In her joy at having, as she supposed, found something tangible against her provoking brother—some weapon with which to ward off his offensive attacks upon her own deceit and want of truth—’Lina forgot that she had never seen much of him until several months after his return from New York, at which time she had become, from necessity, a member of his household and dependent upon his bounty. ’Lina was unreasonable, and without stopping to consider the effect her remarks would have upon the young girl, she was about to commence a tirade of abuse, when the mother interposed, and with an air of greater authority than she generally assumed toward her imperious daughter, bade her keep silence while she questioned the stranger, gazing wonderingly from one to the other, as if uncertain what they meant.

Mrs. Worthington had no such feelings for the girl as ’Lina entertained. If she were anything to Hugh, and the circumstances thus far favored that belief, then she was something to Hugh’s mother, and the kind heart of the matron went out toward her even more strongly than it had done at first.

“It will be easier to talk with you,” she said leaning forward, “if I knew what to call you.”
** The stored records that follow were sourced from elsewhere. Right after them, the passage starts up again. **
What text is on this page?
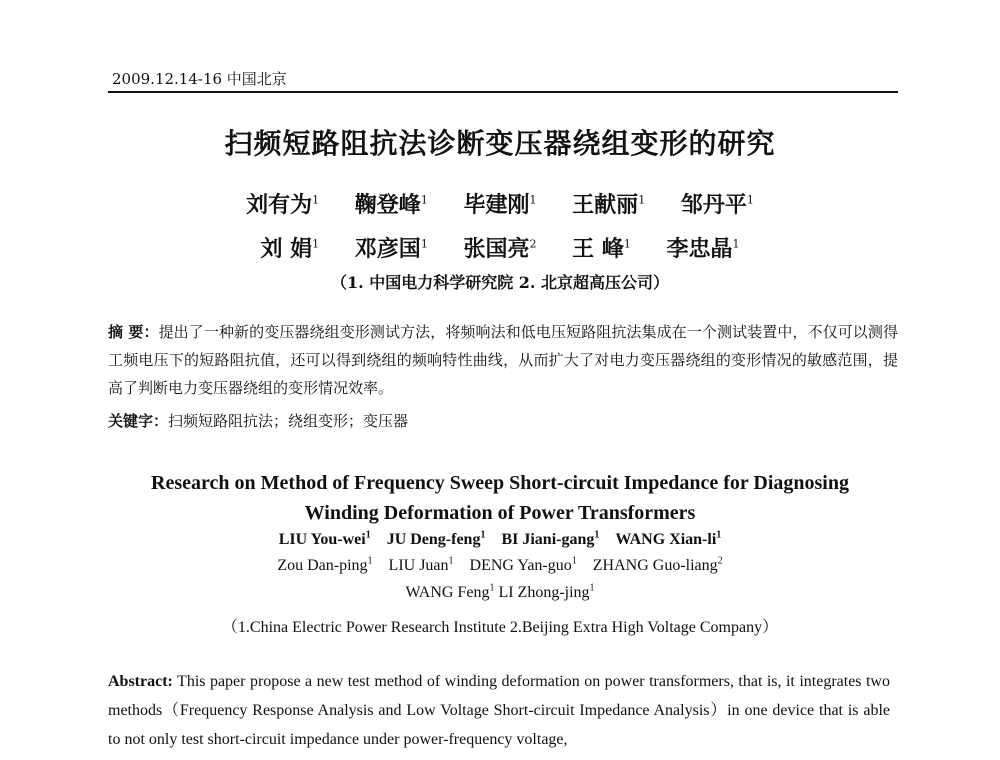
2009.12.14-16 中国北京
扫频短路阻抗法诊断变压器绕组变形的研究
刘有为$^1$ 鞠登峰$^1$ 毕建刚$^1$ 王献丽$^1$ 邹丹平$^1$
刘 娟$^1$ 邓彦国$^1$ 张国亮$^2$ 王 峰$^1$ 李忠晶$^1$
（1. 中国电力科学研究院 2. 北京超高压公司）
摘 要：提出了一种新的变压器绕组变形测试方法，将频响法和低电压短路阻抗法集成在一个测试装置中，不仅可以测得工频电压下的短路阻抗值，还可以得到绕组的频响特性曲线，从而扩大了对电力变压器绕组的变形情况的敏感范围，提高了判断电力变压器绕组的变形情况效率。
关键字：扫频短路阻抗法；绕组变形；变压器
Research on Method of Frequency Sweep Short-circuit Impedance for Diagnosing
Winding Deformation of Power Transformers
LIU You-wei$^1$ JU Deng-feng$^1$ BI Jiani-gang$^1$ WANG Xian-$li^1$
Zou Dan-ping$^1$ LIU Juan$^1$ DENG Yan-guo$^1$ ZHANG Guo-liang$^2$
WANG Feng$^1$ LI Zhong-jing$^1$
（1.China Electric Power Research Institute 2.Beijing Extra High Voltage Company）
Abstract: This paper propose a new test method of winding deformation on power transformers, that is, it integrates two methods（Frequency Response Analysis and Low Voltage Short-circuit Impedance Analysis）in one device that is able to not only test short-circuit impedance under power-frequency voltage,
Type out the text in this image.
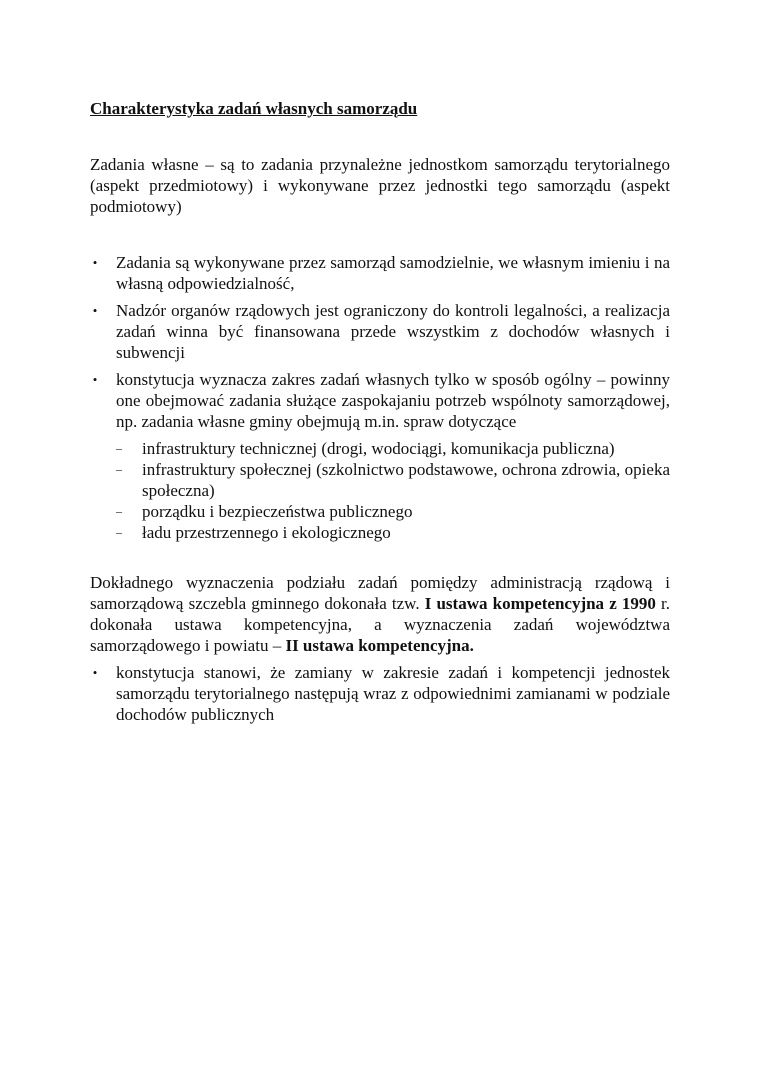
Charakterystyka zadań własnych samorządu

Zadania własne – są to zadania przynależne jednostkom samorządu terytorialnego (aspekt przedmiotowy) i wykonywane przez jednostki tego samorządu (aspekt podmiotowy)

• Zadania są wykonywane przez samorząd samodzielnie, we własnym imieniu i na własną odpowiedzialność,
• Nadzór organów rządowych jest ograniczony do kontroli legalności, a realizacja zadań winna być finansowana przede wszystkim z dochodów własnych i subwencji
• konstytucja wyznacza zakres zadań własnych tylko w sposób ogólny – powinny one obejmować zadania służące zaspokajaniu potrzeb wspólnoty samorządowej, np. zadania własne gminy obejmują m.in. spraw dotyczące
–	infrastruktury technicznej (drogi, wodociągi, komunikacja publiczna)
–	infrastruktury społecznej (szkolnictwo podstawowe, ochrona zdrowia, opieka społeczna)
–	porządku i bezpieczeństwa publicznego
–	ładu przestrzennego i ekologicznego

Dokładnego wyznaczenia podziału zadań pomiędzy administracją rządową i samorządową szczebla gminnego dokonała tzw. I ustawa kompetencyjna z 1990 r. dokonała ustawa kompetencyjna, a wyznaczenia zadań województwa samorządowego i powiatu – II ustawa kompetencyjna.

• konstytucja stanowi, że zamiany w zakresie zadań i kompetencji jednostek samorządu terytorialnego następują wraz z odpowiednimi zamianami w podziale dochodów publicznych
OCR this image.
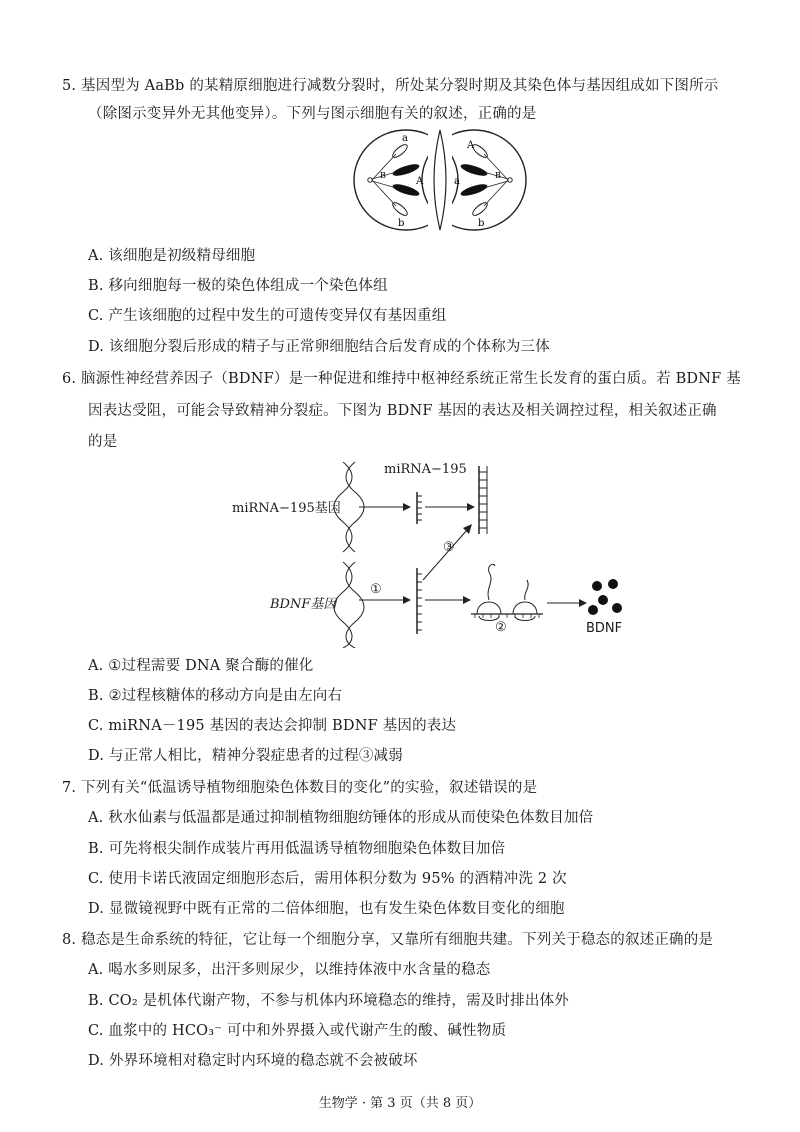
5. 基因型为 AaBb 的某精原细胞进行减数分裂时，所处某分裂时期及其染色体与基因组成如下图所示
（除图示变异外无其他变异）。下列与图示细胞有关的叙述，正确的是
a
A
A	a
B	B
b	b
A. 该细胞是初级精母细胞
B. 移向细胞每一极的染色体组成一个染色体组
C. 产生该细胞的过程中发生的可遗传变异仅有基因重组
D. 该细胞分裂后形成的精子与正常卵细胞结合后发育成的个体称为三体
6. 脑源性神经营养因子（BDNF）是一种促进和维持中枢神经系统正常生长发育的蛋白质。若 BDNF 基
因表达受阻，可能会导致精神分裂症。下图为 BDNF 基因的表达及相关调控过程，相关叙述正确
的是
miRNA−195基因
miRNA−195
BDNF基因
①
②
③
BDNF
A. ①过程需要 DNA 聚合酶的催化
B. ②过程核糖体的移动方向是由左向右
C. miRNA－195 基因的表达会抑制 BDNF 基因的表达
D. 与正常人相比，精神分裂症患者的过程③减弱
7. 下列有关“低温诱导植物细胞染色体数目的变化”的实验，叙述错误的是
A. 秋水仙素与低温都是通过抑制植物细胞纺锤体的形成从而使染色体数目加倍
B. 可先将根尖制作成装片再用低温诱导植物细胞染色体数目加倍
C. 使用卡诺氏液固定细胞形态后，需用体积分数为 95% 的酒精冲洗 2 次
D. 显微镜视野中既有正常的二倍体细胞，也有发生染色体数目变化的细胞
8. 稳态是生命系统的特征，它让每一个细胞分享，又靠所有细胞共建。下列关于稳态的叙述正确的是
A. 喝水多则尿多，出汗多则尿少，以维持体液中水含量的稳态
B. CO₂ 是机体代谢产物，不参与机体内环境稳态的维持，需及时排出体外
C. 血浆中的 HCO₃⁻ 可中和外界摄入或代谢产生的酸、碱性物质
D. 外界环境相对稳定时内环境的稳态就不会被破坏
生物学 · 第 3 页（共 8 页）
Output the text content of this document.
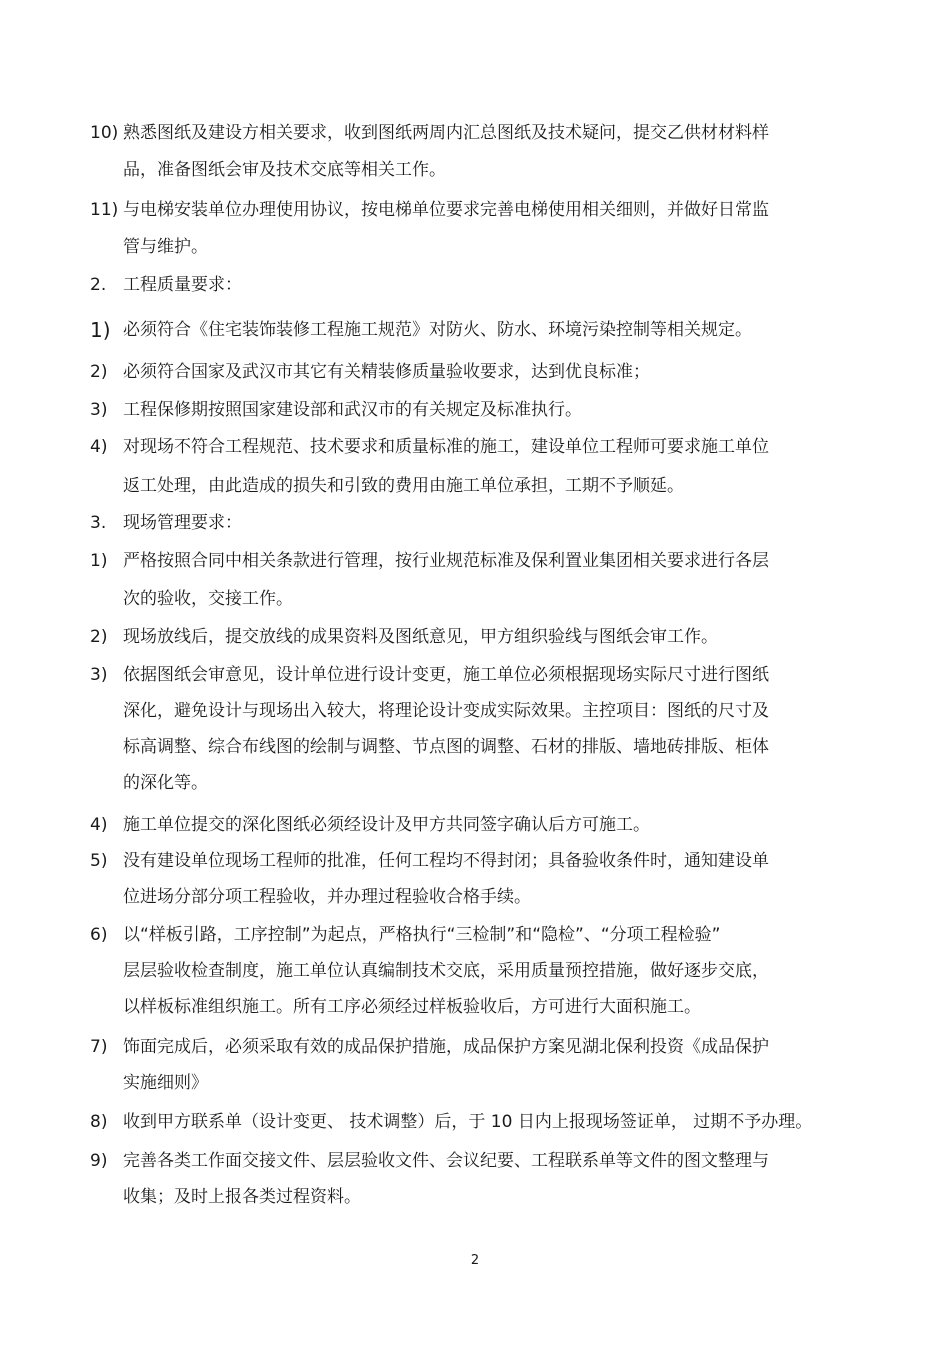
10) 熟悉图纸及建设方相关要求，收到图纸两周内汇总图纸及技术疑问，提交乙供材材料样
品，准备图纸会审及技术交底等相关工作。
11) 与电梯安装单位办理使用协议，按电梯单位要求完善电梯使用相关细则，并做好日常监
管与维护。
2. 工程质量要求：
1) 必须符合《住宅装饰装修工程施工规范》对防火、防水、环境污染控制等相关规定。
2) 必须符合国家及武汉市其它有关精装修质量验收要求，达到优良标准；
3) 工程保修期按照国家建设部和武汉市的有关规定及标准执行。
4) 对现场不符合工程规范、技术要求和质量标准的施工，建设单位工程师可要求施工单位
返工处理，由此造成的损失和引致的费用由施工单位承担，工期不予顺延。
3. 现场管理要求：
1) 严格按照合同中相关条款进行管理，按行业规范标准及保利置业集团相关要求进行各层
次的验收，交接工作。
2) 现场放线后，提交放线的成果资料及图纸意见，甲方组织验线与图纸会审工作。
3) 依据图纸会审意见，设计单位进行设计变更，施工单位必须根据现场实际尺寸进行图纸
深化，避免设计与现场出入较大，将理论设计变成实际效果。主控项目：图纸的尺寸及
标高调整、综合布线图的绘制与调整、节点图的调整、石材的排版、墙地砖排版、柜体
的深化等。
4) 施工单位提交的深化图纸必须经设计及甲方共同签字确认后方可施工。
5) 没有建设单位现场工程师的批准，任何工程均不得封闭；具备验收条件时，通知建设单
位进场分部分项工程验收，并办理过程验收合格手续。
6) 以“样板引路，工序控制”为起点，严格执行“三检制”和“隐检”、“分项工程检验”
层层验收检查制度，施工单位认真编制技术交底，采用质量预控措施，做好逐步交底，
以样板标准组织施工。所有工序必须经过样板验收后，方可进行大面积施工。
7) 饰面完成后，必须采取有效的成品保护措施，成品保护方案见湖北保利投资《成品保护
实施细则》
8) 收到甲方联系单（设计变更、 技术调整）后，于 10 日内上报现场签证单， 过期不予办理。
9) 完善各类工作面交接文件、层层验收文件、会议纪要、工程联系单等文件的图文整理与
收集；及时上报各类过程资料。
2
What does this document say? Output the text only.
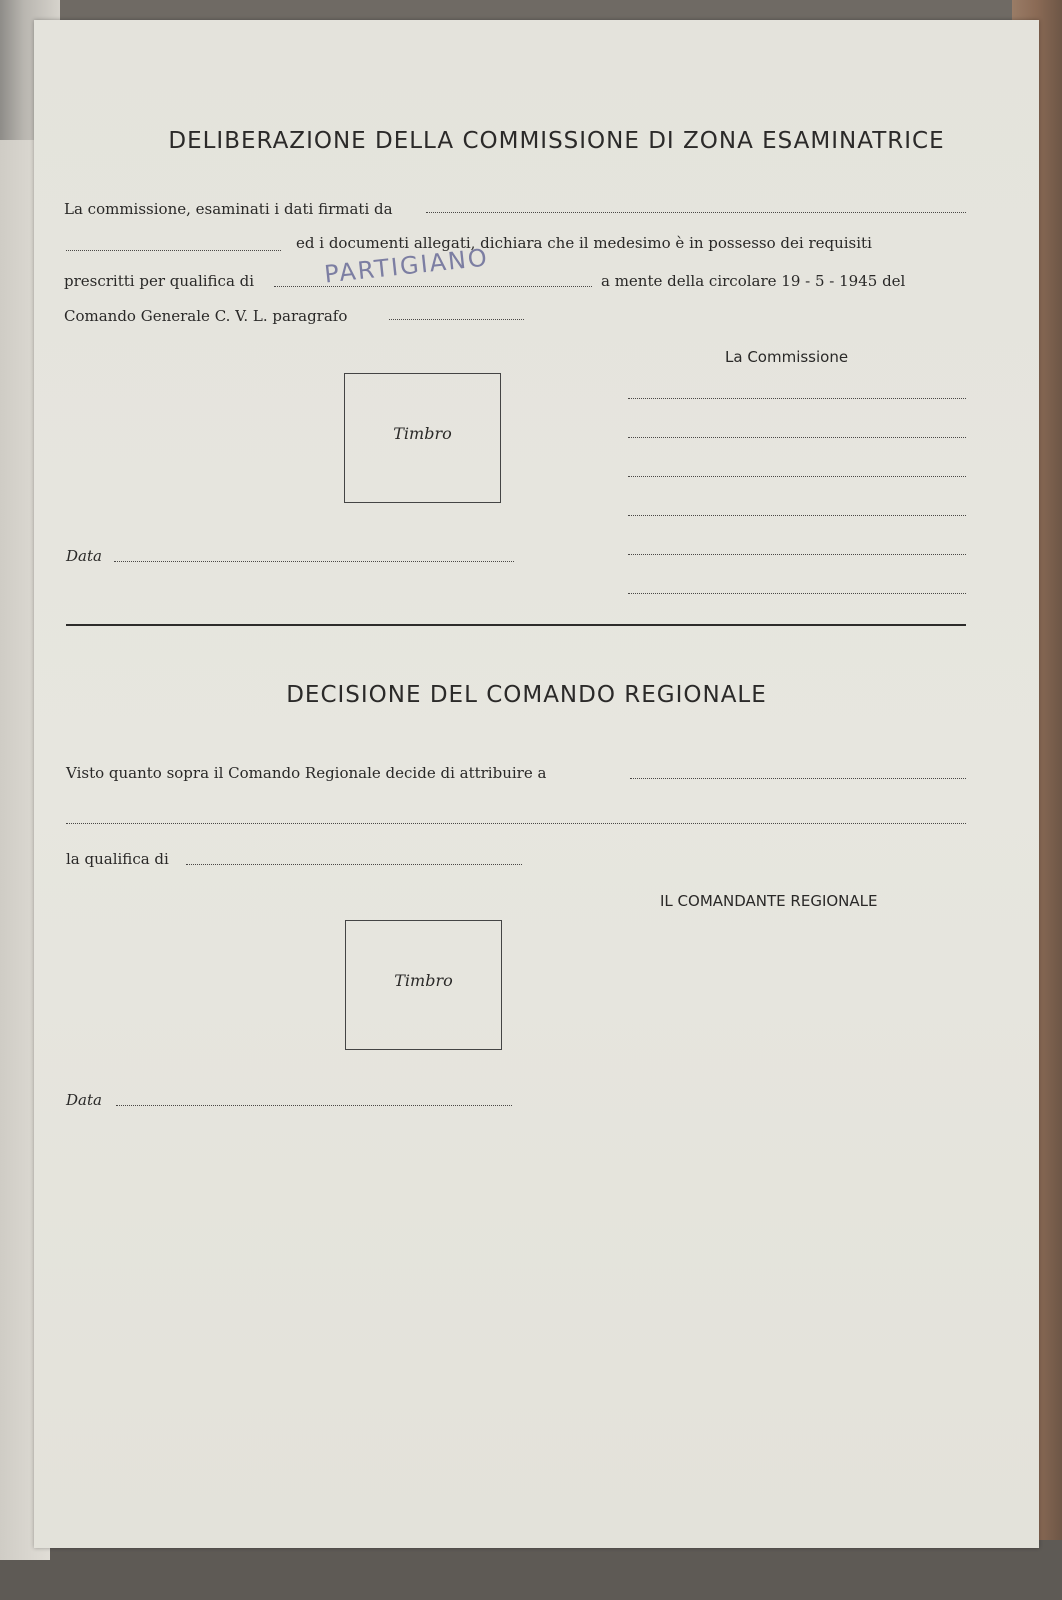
DELIBERAZIONE DELLA COMMISSIONE DI ZONA ESAMINATRICE
La commissione, esaminati i dati firmati da
ed i documenti allegati, dichiara che il medesimo è in possesso dei requisiti
prescritti per qualifica di	PARTIGIANO	a mente della circolare 19 - 5 - 1945 del
Comando Generale C. V. L. paragrafo
La Commissione
Timbro
Data
DECISIONE DEL COMANDO REGIONALE
Visto quanto sopra il Comando Regionale decide di attribuire a
la qualifica di
IL COMANDANTE REGIONALE
Timbro
Data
“Adah,” was the response, and the brown eyes, swimming with tears, sought the face of the questioner with a wistful eagerness.

“Adah, you say. Well, then, Adah, why have you come to my son on such a night as this, and what is he to you?”

“Are you his mother?” and Adah started up. “I did not know he had one. Oh, I’m so glad. And you’ll be kind to me, who never had a mother?”

A person who never had a mother was an anomaly to Mrs. Worthington, whose powers of comprehension were not the clearest imaginable.

“Never had a mother!” she repeated. “How can that be?”

A smile flitted for a moment across Adah’s pale face, and then she answered,

“I never knew a mother’s care, I mean. There is some mystery which I could not fathom, only sometimes there comes up visions of a cottage with water near, and there’s a lady there with voice and eyes like yours, and somebody is teaching me to walk—somebody who calls me little sister, though I’ve never seen him since. Then there is confusion, a rolling of wheels, and a hum of some great city, and that’s all I know of mother.”